Re: FW: unicode character on Different Unix platforms ....

From: schererm@us.ibm.com
Date: Tue Nov 02 1999 - 13:11:30 EST

Next message: Valeriy E. Ushakov: "Re: FW: unicode character on Different Unix platforms ...."
Previous message: Chookij Vanatham: "RE: handwritten Arabic [was: arabic number in bidi algorithm]"
Maybe in reply to: Magda Danish (Unicode): "FW: unicode character on Different Unix platforms ...."
Next in thread: Valeriy E. Ushakov: "Re: FW: unicode character on Different Unix platforms ...."
Messages sorted by: [ date ] [ thread ] [ subject ] [ author ] [ attachment ]
Mail actions: [ respond to this message ] [ mail a new topic ]

The answer is that wchar_t is not necessarily Unicode, and that Unicode is
not necessarily stored in 16-bit units.

ANSI C defines wchar_t as an abstract type for "wide" characters but does
not specify a concrete type nor a character set for it.

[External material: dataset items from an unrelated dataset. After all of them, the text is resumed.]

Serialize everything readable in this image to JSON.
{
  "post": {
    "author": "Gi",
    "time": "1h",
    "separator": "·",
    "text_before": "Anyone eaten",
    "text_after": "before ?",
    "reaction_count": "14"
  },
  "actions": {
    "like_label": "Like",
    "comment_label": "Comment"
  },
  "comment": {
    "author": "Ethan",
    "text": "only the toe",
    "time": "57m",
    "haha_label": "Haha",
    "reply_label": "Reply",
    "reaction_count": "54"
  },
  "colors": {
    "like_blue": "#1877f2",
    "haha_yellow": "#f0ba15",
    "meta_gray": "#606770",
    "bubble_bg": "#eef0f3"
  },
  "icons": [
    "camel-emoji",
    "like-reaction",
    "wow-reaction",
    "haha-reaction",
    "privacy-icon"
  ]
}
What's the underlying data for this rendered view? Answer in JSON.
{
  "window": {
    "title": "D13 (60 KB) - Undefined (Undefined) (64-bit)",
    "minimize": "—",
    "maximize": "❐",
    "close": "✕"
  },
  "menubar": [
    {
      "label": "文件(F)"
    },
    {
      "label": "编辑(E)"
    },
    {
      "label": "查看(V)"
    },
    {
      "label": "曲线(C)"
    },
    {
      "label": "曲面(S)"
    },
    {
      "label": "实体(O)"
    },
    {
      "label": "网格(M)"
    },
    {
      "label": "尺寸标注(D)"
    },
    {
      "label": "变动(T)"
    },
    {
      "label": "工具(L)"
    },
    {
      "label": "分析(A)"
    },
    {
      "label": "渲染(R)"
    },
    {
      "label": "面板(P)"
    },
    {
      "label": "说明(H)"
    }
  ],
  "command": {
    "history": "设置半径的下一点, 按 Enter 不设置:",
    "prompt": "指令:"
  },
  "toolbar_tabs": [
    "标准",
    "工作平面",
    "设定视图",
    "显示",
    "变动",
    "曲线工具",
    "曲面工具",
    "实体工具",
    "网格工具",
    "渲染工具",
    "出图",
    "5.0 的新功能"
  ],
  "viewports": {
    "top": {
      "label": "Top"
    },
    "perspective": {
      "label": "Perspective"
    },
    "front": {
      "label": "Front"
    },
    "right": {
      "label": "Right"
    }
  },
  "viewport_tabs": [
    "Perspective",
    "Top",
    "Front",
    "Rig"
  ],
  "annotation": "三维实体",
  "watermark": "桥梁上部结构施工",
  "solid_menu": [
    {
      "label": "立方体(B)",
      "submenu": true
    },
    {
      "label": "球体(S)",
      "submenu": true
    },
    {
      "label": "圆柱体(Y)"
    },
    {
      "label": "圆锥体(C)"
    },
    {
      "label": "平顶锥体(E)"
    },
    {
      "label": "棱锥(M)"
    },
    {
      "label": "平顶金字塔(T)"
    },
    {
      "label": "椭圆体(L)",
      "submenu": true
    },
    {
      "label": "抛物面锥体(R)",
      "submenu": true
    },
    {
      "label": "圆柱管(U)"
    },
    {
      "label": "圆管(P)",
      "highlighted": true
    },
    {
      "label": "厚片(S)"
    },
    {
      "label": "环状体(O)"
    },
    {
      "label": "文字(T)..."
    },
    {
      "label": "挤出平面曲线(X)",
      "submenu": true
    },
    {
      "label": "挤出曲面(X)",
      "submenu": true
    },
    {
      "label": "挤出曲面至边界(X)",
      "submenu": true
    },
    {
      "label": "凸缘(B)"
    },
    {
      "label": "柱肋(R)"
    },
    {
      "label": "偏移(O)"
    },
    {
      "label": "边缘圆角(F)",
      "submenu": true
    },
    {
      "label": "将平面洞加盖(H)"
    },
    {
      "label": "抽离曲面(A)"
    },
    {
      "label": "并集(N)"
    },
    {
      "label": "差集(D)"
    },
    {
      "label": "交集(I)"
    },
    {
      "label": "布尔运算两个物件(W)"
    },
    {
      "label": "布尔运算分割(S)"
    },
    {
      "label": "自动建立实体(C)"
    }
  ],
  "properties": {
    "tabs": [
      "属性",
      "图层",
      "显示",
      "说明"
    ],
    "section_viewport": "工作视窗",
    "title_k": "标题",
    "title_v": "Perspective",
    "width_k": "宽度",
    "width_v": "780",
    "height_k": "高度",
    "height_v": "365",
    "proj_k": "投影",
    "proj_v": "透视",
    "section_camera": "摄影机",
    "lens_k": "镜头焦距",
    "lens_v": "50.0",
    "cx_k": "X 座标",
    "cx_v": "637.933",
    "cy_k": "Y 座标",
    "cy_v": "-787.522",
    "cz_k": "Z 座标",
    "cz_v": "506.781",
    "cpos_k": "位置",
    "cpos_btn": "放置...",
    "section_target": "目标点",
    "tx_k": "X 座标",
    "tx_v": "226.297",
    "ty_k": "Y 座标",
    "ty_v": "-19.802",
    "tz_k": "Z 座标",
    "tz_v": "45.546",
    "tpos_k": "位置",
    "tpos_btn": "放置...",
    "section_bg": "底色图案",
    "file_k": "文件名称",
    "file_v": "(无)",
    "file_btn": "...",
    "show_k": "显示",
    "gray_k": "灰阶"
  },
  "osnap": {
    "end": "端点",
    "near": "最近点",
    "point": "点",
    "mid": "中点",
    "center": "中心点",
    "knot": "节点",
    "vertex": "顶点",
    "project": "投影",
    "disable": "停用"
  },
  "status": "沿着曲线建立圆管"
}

On some platforms,
it is Unicode, on others, it is a scalar form of the platform default MBCS.

Unicode, on the other hand, is a character set standard that allows several
encodings.
The most important ones are UTF-8, UTF-16, and UTF-32. They are stored
using 8-, 16-, or 32-bit integers (unsigned chars, shorts, and ints - or
longs where those are 32b).

Relying on wchar_t to be anything fixed across platforms will not work.

markus

"Magda Danish (Unicode)" <v-magdad@microsoft.com> on 99-11-02 08:42:15

To: "Unicode List" <unicode@unicode.org>
cc:
Subject: FW: unicode character on Different Unix platforms ....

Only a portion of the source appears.